In meiner Vorstellung würde das wie folgt aussehen:
- Ausgangslage: 2022 haben wir moderat 20-25% in BTC investiert, sodass wir ohne Verkäufe heute etwa zum Trendpreis bei den genannten 66%
- Steigt der Kurs sprunghaft an auf 135-155k EUR (ca. Trend +300-500 Tage) würde man sukzessive Gewinne mitnehmen und die BTC-Quote auf 45-55% reduzieren.
- Gleichzeitig sorgen die hohen Kurse dafür, dass Puts günstig sind, ich würde mich hier also schonmal eindecken und mindestens die 30-35% hodl BTC absichern, bei fallenden Kursen kann ich die Puts ja alternativ auch noch mit Gewinn verkaufen
- Falls dann noch eine Euphorie kommt, also 200k EUR (ca. Trend +700 Tage), würde man weiter Gewinne mitnehmen und nochmal günstiger Puts kaufen, um den kompletten Bestand + zukünftige Käufe abzusichern.
- Kommt dann der Bär und die Kurse fallen wieder auf 100k EUR würde man aufgrund des günstigeren Preises vs. Trend wieder BTC nachkaufen, die durch den Überschuss an Puts aber schon abgesichert sind, dadurch kann man dann höhere Anteile z.B. ~80% gehen und mehr nachkaufen als ohne Puts
- Würde der Kurs weiter verfallen würde man aufhören nachzukaufen, käme im Bär gar Massenexodus würden die Puts greifen und man hätte den Absicherungsfall bei Totalverlust
- Würde dagegen das Tal durchschritten ohne, dass man in den Bereich der Puts käme (= das Modell hält), würden die Puts wertlos verfallen und man konnte mehr
Das ist allerdings relativ "engstirnig" die alte Welt des BTC-Zyklus, also dürfte es wahrscheinlich sein, dass das so irgendwann nicht mehr aufgeht.
In deiner Strategie möchtest du über Timing des Zykluses eine Outperformance erzielen gegenüber einer Buy-and-Hold-Strategie von Bitcoin. Dieses Timing machst du mit zwei Werkzeugen:
1. Kauf und Verkauf von Bitcoin selber
2. Kauf und Verkauf von Puts auf Bitcoin.

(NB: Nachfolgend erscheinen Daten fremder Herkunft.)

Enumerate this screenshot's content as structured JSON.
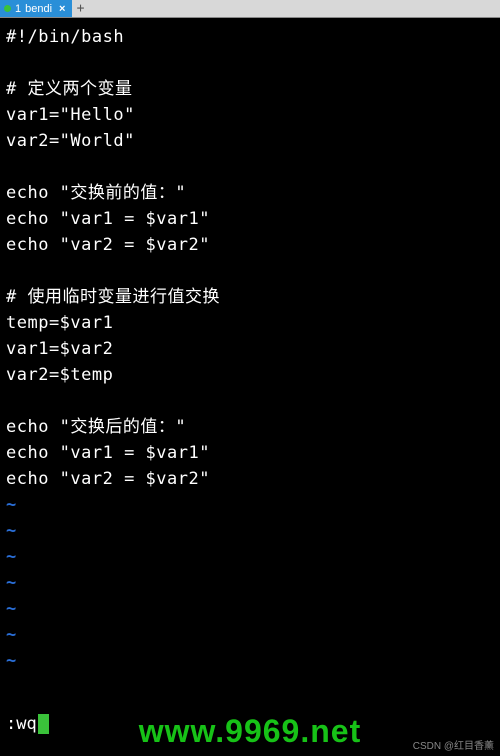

Ich frage mich hier, wenn du den Zyklus so genau timen kannst, warum verkaufst du nicht einfach mehr Bitcoin im Bullen und kaufst im Bären mehr Bitcoin wieder zurück?
In meinem Beispiel dienen Käufe und Verkäufe von Bitcoin sowie Käufer und Verkäufer von Optionen nicht primär zum Timing des Zykluses, sondern um die persönliche optimale Kelly-Allokation einzuhalten.
Wenn es für mich günstiger ist, das Risiko abzubauen über Optionen als über einen Verkauf von Bitcoin, dann würde ich Optionen wählen.
Ich frage mich z.B. wie dein rebalancing aussehen würde, wenn sprunghaft andere Assets an Wert verlieren (z.B. bei Immobilien: unversicherter Elementarschaden, Hauptarbeitgeber verlässt Region, etc) und du dadurch die Kelly-Quote überschreitest? (Wobei ich mich gerade Frage ob du in einem BTC+Puts Szenario überhaupt Immobilien hättest?

)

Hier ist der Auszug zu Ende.